Cap-and-trade programs like the one implemented in California limit the amount of planet-warming gases that power plants, refineries, and other facilities can release into the atmosphere. To understand how this type of program can affect local air quality, it is helpful to first look at how the program reduces emissions. Under cap-and-trade, facilities can buy or sell “allowances,” which are permits to emit certain amounts of greenhouse gases such as carbon dioxide, methane, nitrous oxide. If a facility reduces its emissions lower than it needs to, the facility can sell its extra allowances to other facilities that haven’t yet reduced their emissions.
Addressing climate change doesn’t require cutting emissions at every facility — only at enough facilities such that total emissions will decline over time. One ton of carbon dioxide from a power plant in Los Angeles and one ton of carbon dioxide from a refinery in the Central Valley contribute equally to global climate change. On the other hand, whether the power plant next door to a neighborhood reduces or increases its emissions has very real effect on a the neighborhood’s health.
Since the program allows facilities to trade allowances, emissions have gone up at some facilities and down at others. Using data collected by the state of California, Cushing and her colleagues determined that in the first three years of the cap-and-trade program, emissions increased at 52% of facilities. Cushing and her colleagues also determined that, as greenhouse gas emissions increased, emissions of co-pollutants like particulate matter and air toxics increased as well.
With a clearer picture of how emissions changed under California’s signature climate program, Cushing and her colleagues then looked at the neighborhoods surrounding regulated facilities. They found that facilities covered by the cap-and-trade program were disproportionally located near disadvantaged communities. For example, 92% of disadvantaged communities had five or more facilities within a 2.5-mile radius, while 81% of ‘not disadvantaged’ communities were more than 2.5 miles from such facilities.
Since polluting facilities are often located in disadvantaged communities and more than half of regulated facilities increased emissions in the first two years of the program, disadvantaged communities bore the brunt of additional pollution.

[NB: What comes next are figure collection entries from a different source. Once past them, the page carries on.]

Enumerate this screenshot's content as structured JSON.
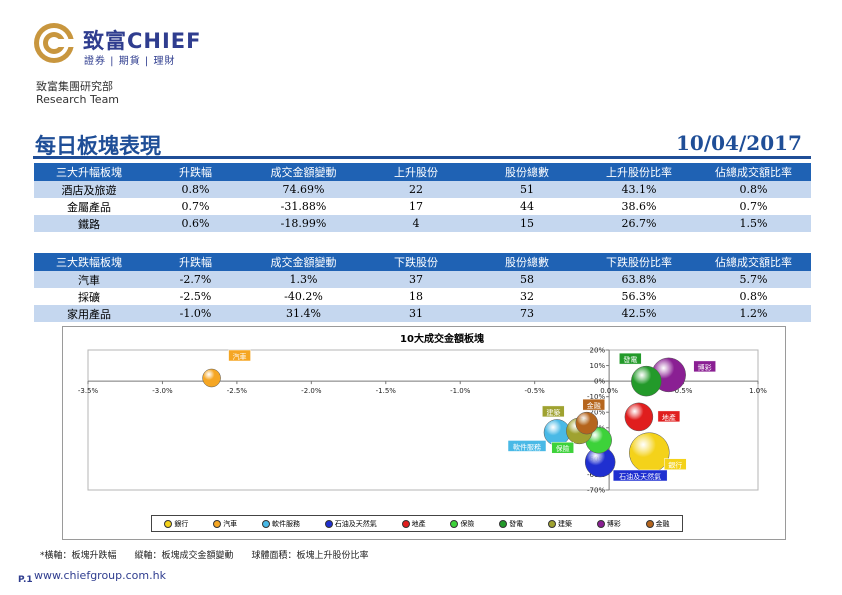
{
  "header": {
    "brand_name": "致富CHIEF",
    "brand_sub": "證券 | 期貨 | 理財",
    "dept_name": "致富集團研究部",
    "dept_sub": "Research Team"
  },
  "report": {
    "title": "每日板塊表現",
    "date": "10/04/2017"
  },
  "rise_table": {
    "headers": [
      "三大升幅板塊",
      "升跌幅",
      "成交金額變動",
      "上升股份",
      "股份總數",
      "上升股份比率",
      "佔總成交額比率"
    ],
    "rows": [
      [
        "酒店及旅遊",
        "0.8%",
        "74.69%",
        "22",
        "51",
        "43.1%",
        "0.8%"
      ],
      [
        "金屬產品",
        "0.7%",
        "-31.88%",
        "17",
        "44",
        "38.6%",
        "0.7%"
      ],
      [
        "鐵路",
        "0.6%",
        "-18.99%",
        "4",
        "15",
        "26.7%",
        "1.5%"
      ]
    ]
  },
  "fall_table": {
    "headers": [
      "三大跌幅板塊",
      "升跌幅",
      "成交金額變動",
      "下跌股份",
      "股份總數",
      "下跌股份比率",
      "佔總成交額比率"
    ],
    "rows": [
      [
        "汽車",
        "-2.7%",
        "1.3%",
        "37",
        "58",
        "63.8%",
        "5.7%"
      ],
      [
        "採礦",
        "-2.5%",
        "-40.2%",
        "18",
        "32",
        "56.3%",
        "0.8%"
      ],
      [
        "家用產品",
        "-1.0%",
        "31.4%",
        "31",
        "73",
        "42.5%",
        "1.2%"
      ]
    ]
  },
  "chart_data": {
    "type": "scatter",
    "title": "10大成交金額板塊",
    "xlabel": "",
    "ylabel": "",
    "xlim": [
      -3.5,
      1.0
    ],
    "ylim": [
      -70,
      20
    ],
    "x_ticks": [
      "-3.5%",
      "-3.0%",
      "-2.5%",
      "-2.0%",
      "-1.5%",
      "-1.0%",
      "-0.5%",
      "0.0%",
      "0.5%",
      "1.0%"
    ],
    "y_ticks": [
      "20%",
      "10%",
      "0%",
      "-10%",
      "-20%",
      "-30%",
      "-40%",
      "-50%",
      "-60%",
      "-70%"
    ],
    "legend_position": "bottom",
    "series": [
      {
        "name": "銀行",
        "x": 0.27,
        "y": -46,
        "size": 20,
        "color": "#f4d21a"
      },
      {
        "name": "汽車",
        "x": -2.67,
        "y": 2,
        "size": 9,
        "color": "#f5a623"
      },
      {
        "name": "軟件服務",
        "x": -0.35,
        "y": -33,
        "size": 13,
        "color": "#49b9e6"
      },
      {
        "name": "石油及天然氣",
        "x": -0.06,
        "y": -52,
        "size": 15,
        "color": "#1f2fd0"
      },
      {
        "name": "地產",
        "x": 0.2,
        "y": -23,
        "size": 14,
        "color": "#e01e1e"
      },
      {
        "name": "保險",
        "x": -0.07,
        "y": -38,
        "size": 13,
        "color": "#3dd23a"
      },
      {
        "name": "發電",
        "x": 0.25,
        "y": 0,
        "size": 15,
        "color": "#239a2a"
      },
      {
        "name": "建築",
        "x": -0.2,
        "y": -32,
        "size": 13,
        "color": "#9fa230"
      },
      {
        "name": "博彩",
        "x": 0.4,
        "y": 4,
        "size": 17,
        "color": "#8a1f93"
      },
      {
        "name": "金融",
        "x": -0.15,
        "y": -27,
        "size": 11,
        "color": "#b5651d"
      }
    ]
  },
  "footnote": "*橫軸：板塊升跌幅　　縱軸：板塊成交金額變動　　球體面積：板塊上升股份比率",
  "footer": {
    "page": "P.1",
    "website": "www.chiefgroup.com.hk"
  }
}
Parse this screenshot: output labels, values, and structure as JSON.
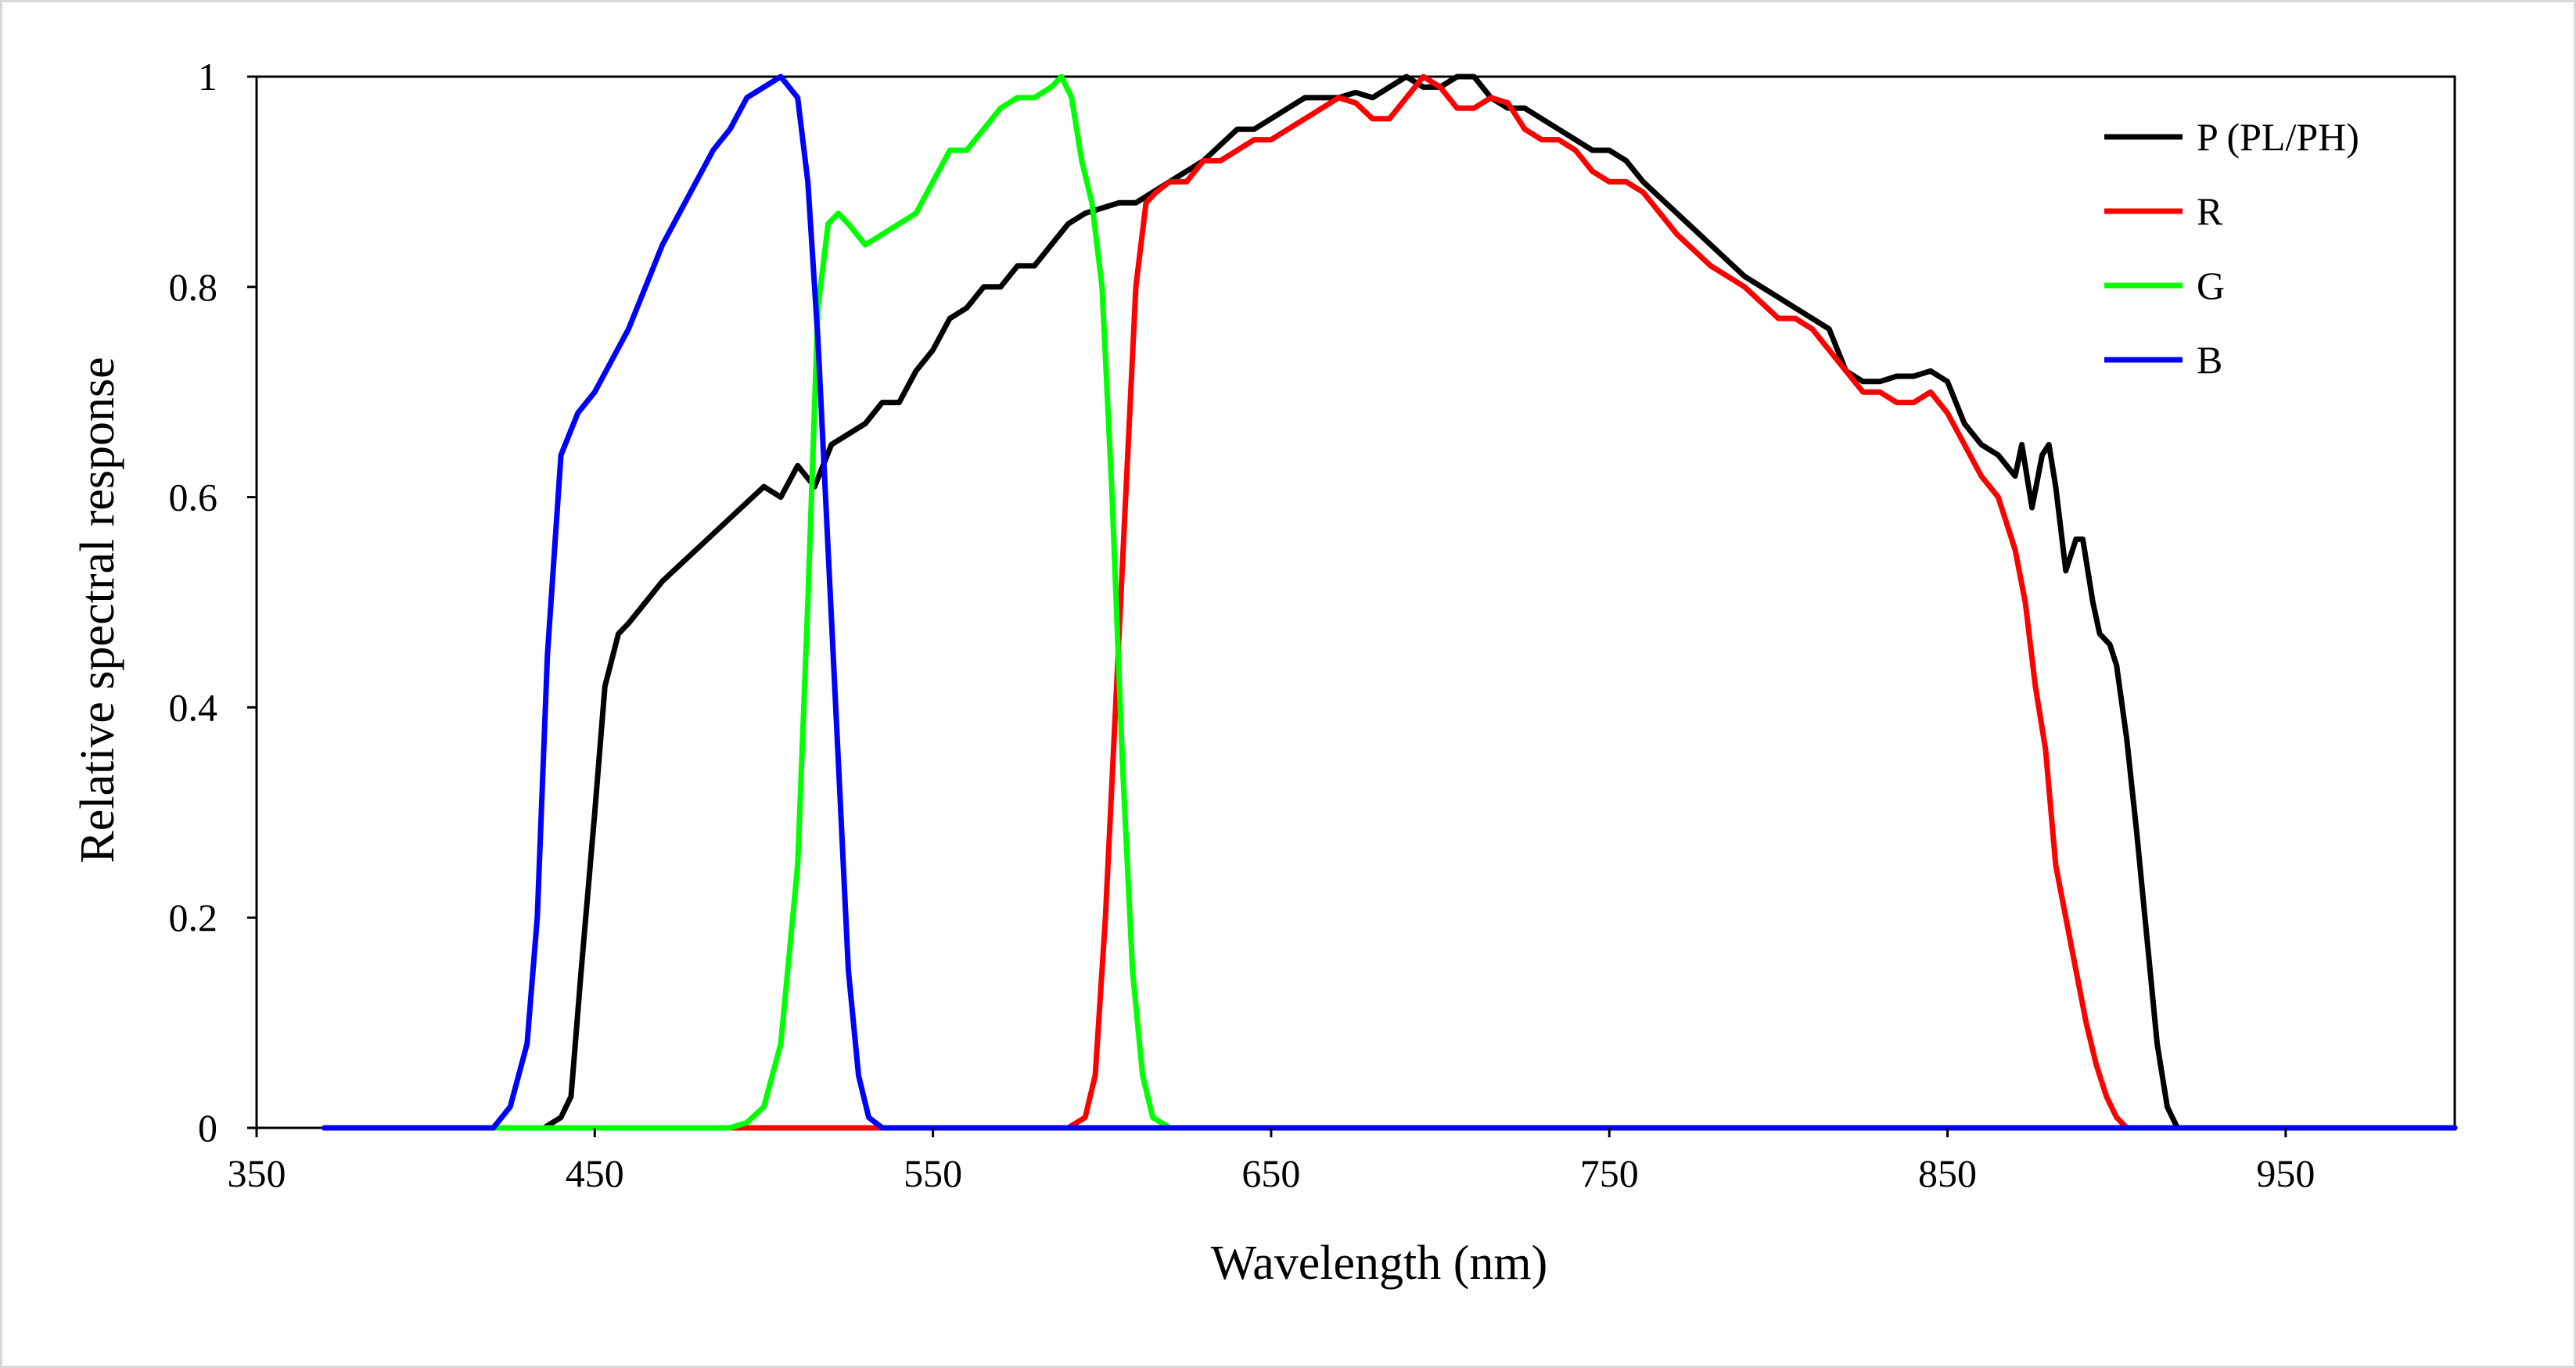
{
  "chart_data": {
    "type": "line",
    "title": "",
    "xlabel": "Wavelength  (nm)",
    "ylabel": "Relative spectral response",
    "xlim": [
      350,
      1000
    ],
    "ylim": [
      0,
      1
    ],
    "x_ticks": [
      350,
      450,
      550,
      650,
      750,
      850,
      950
    ],
    "y_ticks": [
      0,
      0.2,
      0.4,
      0.6,
      0.8,
      1
    ],
    "x_tick_labels": [
      "350",
      "450",
      "550",
      "650",
      "750",
      "850",
      "950"
    ],
    "y_tick_labels": [
      "0",
      "0.2",
      "0.4",
      "0.6",
      "0.8",
      "1"
    ],
    "grid": false,
    "legend_position": "top-right",
    "series": [
      {
        "name": "P (PL/PH)",
        "color": "#000000",
        "x": [
          370,
          435,
          440,
          443,
          446,
          450,
          453,
          457,
          460,
          465,
          470,
          480,
          490,
          500,
          505,
          510,
          515,
          520,
          525,
          530,
          535,
          540,
          545,
          550,
          555,
          560,
          565,
          570,
          575,
          580,
          585,
          590,
          595,
          600,
          605,
          610,
          620,
          630,
          640,
          645,
          650,
          655,
          660,
          665,
          670,
          675,
          680,
          685,
          690,
          695,
          700,
          705,
          710,
          715,
          720,
          725,
          730,
          735,
          740,
          745,
          750,
          755,
          760,
          770,
          780,
          790,
          800,
          805,
          810,
          815,
          820,
          825,
          830,
          835,
          840,
          845,
          850,
          855,
          860,
          865,
          870,
          872,
          875,
          878,
          880,
          882,
          885,
          888,
          890,
          893,
          895,
          898,
          900,
          903,
          906,
          909,
          912,
          915,
          918,
          925,
          1000
        ],
        "y": [
          0,
          0,
          0.01,
          0.03,
          0.15,
          0.3,
          0.42,
          0.47,
          0.48,
          0.5,
          0.52,
          0.55,
          0.58,
          0.61,
          0.6,
          0.63,
          0.61,
          0.65,
          0.66,
          0.67,
          0.69,
          0.69,
          0.72,
          0.74,
          0.77,
          0.78,
          0.8,
          0.8,
          0.82,
          0.82,
          0.84,
          0.86,
          0.87,
          0.875,
          0.88,
          0.88,
          0.9,
          0.92,
          0.95,
          0.95,
          0.96,
          0.97,
          0.98,
          0.98,
          0.98,
          0.985,
          0.98,
          0.99,
          1.0,
          0.99,
          0.99,
          1.0,
          1.0,
          0.98,
          0.97,
          0.97,
          0.96,
          0.95,
          0.94,
          0.93,
          0.93,
          0.92,
          0.9,
          0.87,
          0.84,
          0.81,
          0.79,
          0.78,
          0.77,
          0.76,
          0.72,
          0.71,
          0.71,
          0.715,
          0.715,
          0.72,
          0.71,
          0.67,
          0.65,
          0.64,
          0.62,
          0.65,
          0.59,
          0.64,
          0.65,
          0.61,
          0.53,
          0.56,
          0.56,
          0.5,
          0.47,
          0.46,
          0.44,
          0.37,
          0.28,
          0.18,
          0.08,
          0.02,
          0,
          0,
          0
        ]
      },
      {
        "name": "R",
        "color": "#ff0000",
        "x": [
          370,
          590,
          595,
          598,
          601,
          604,
          607,
          610,
          613,
          616,
          620,
          625,
          630,
          635,
          640,
          645,
          650,
          655,
          660,
          665,
          670,
          675,
          680,
          685,
          690,
          695,
          700,
          705,
          710,
          715,
          720,
          725,
          730,
          735,
          740,
          745,
          750,
          755,
          760,
          770,
          780,
          790,
          800,
          805,
          810,
          815,
          820,
          825,
          830,
          835,
          840,
          845,
          850,
          855,
          860,
          865,
          870,
          873,
          876,
          879,
          882,
          885,
          888,
          891,
          894,
          897,
          900,
          903,
          906,
          910,
          1000
        ],
        "y": [
          0,
          0,
          0.01,
          0.05,
          0.2,
          0.4,
          0.6,
          0.8,
          0.88,
          0.89,
          0.9,
          0.9,
          0.92,
          0.92,
          0.93,
          0.94,
          0.94,
          0.95,
          0.96,
          0.97,
          0.98,
          0.975,
          0.96,
          0.96,
          0.98,
          1.0,
          0.99,
          0.97,
          0.97,
          0.98,
          0.975,
          0.95,
          0.94,
          0.94,
          0.93,
          0.91,
          0.9,
          0.9,
          0.89,
          0.85,
          0.82,
          0.8,
          0.77,
          0.77,
          0.76,
          0.74,
          0.72,
          0.7,
          0.7,
          0.69,
          0.69,
          0.7,
          0.68,
          0.65,
          0.62,
          0.6,
          0.55,
          0.5,
          0.42,
          0.36,
          0.25,
          0.2,
          0.15,
          0.1,
          0.06,
          0.03,
          0.01,
          0,
          0,
          0,
          0
        ]
      },
      {
        "name": "G",
        "color": "#00ff00",
        "x": [
          370,
          490,
          495,
          500,
          505,
          510,
          513,
          516,
          519,
          522,
          525,
          530,
          535,
          540,
          545,
          550,
          555,
          560,
          565,
          570,
          575,
          580,
          585,
          588,
          591,
          594,
          597,
          600,
          603,
          606,
          609,
          612,
          615,
          620,
          1000
        ],
        "y": [
          0,
          0,
          0.005,
          0.02,
          0.08,
          0.25,
          0.5,
          0.78,
          0.86,
          0.87,
          0.86,
          0.84,
          0.85,
          0.86,
          0.87,
          0.9,
          0.93,
          0.93,
          0.95,
          0.97,
          0.98,
          0.98,
          0.99,
          1.0,
          0.98,
          0.92,
          0.88,
          0.8,
          0.6,
          0.35,
          0.15,
          0.05,
          0.01,
          0,
          0
        ]
      },
      {
        "name": "B",
        "color": "#0000ff",
        "x": [
          370,
          420,
          425,
          430,
          433,
          436,
          440,
          445,
          450,
          455,
          460,
          465,
          470,
          475,
          480,
          485,
          490,
          495,
          500,
          505,
          510,
          513,
          516,
          519,
          522,
          525,
          528,
          531,
          535,
          1000
        ],
        "y": [
          0,
          0,
          0.02,
          0.08,
          0.2,
          0.45,
          0.64,
          0.68,
          0.7,
          0.73,
          0.76,
          0.8,
          0.84,
          0.87,
          0.9,
          0.93,
          0.95,
          0.98,
          0.99,
          1.0,
          0.98,
          0.9,
          0.75,
          0.55,
          0.35,
          0.15,
          0.05,
          0.01,
          0,
          0
        ]
      }
    ]
  }
}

The neighborhoods hit hardest had higher proportions of low-income, non-English speaking residents, and people of color compared to other neighborhoods. These findings will come as no surprise to environmental justice advocates, as vulnerable communities have long borne the brunt of environmental injustices.
Unfortunately, the same Californians who suffered under the cap-and-trade program are also those who will suffer most from the effects of climate change. While the California plan reinvests 25% of cap-and-trade revenue in disadvantaged communities to address air quality concerns, public health experts and environmental groups have argued this isn’t enough. Climate policies must strive to thoughtfully balance competing priorities.
The research conducted by Cushing and her colleagues has important implications for future climate policy proposals. It pushes back on the idea that climate change policies always improve air quality. However, instead of eschewing carbon trading schemes altogether, the researchers recognize that fine tuning such policies can have enormous benefits for disadvantaged communities. In this case, the authors suggest lowering the cap on total emissions, increasing the price of allowances in highly polluted areas, or incentivizing companies to invest in local projects that have air quality and health benefits.
While the findings of Cushing and her colleagues can be discouraging, they also offer a ray of hope. Since polluting facilities are disproportionally located in disadvantaged communities, these communities experience the most to gain from just and effective climate policies that tackle greenhouse gas emissions and local air quality concerns.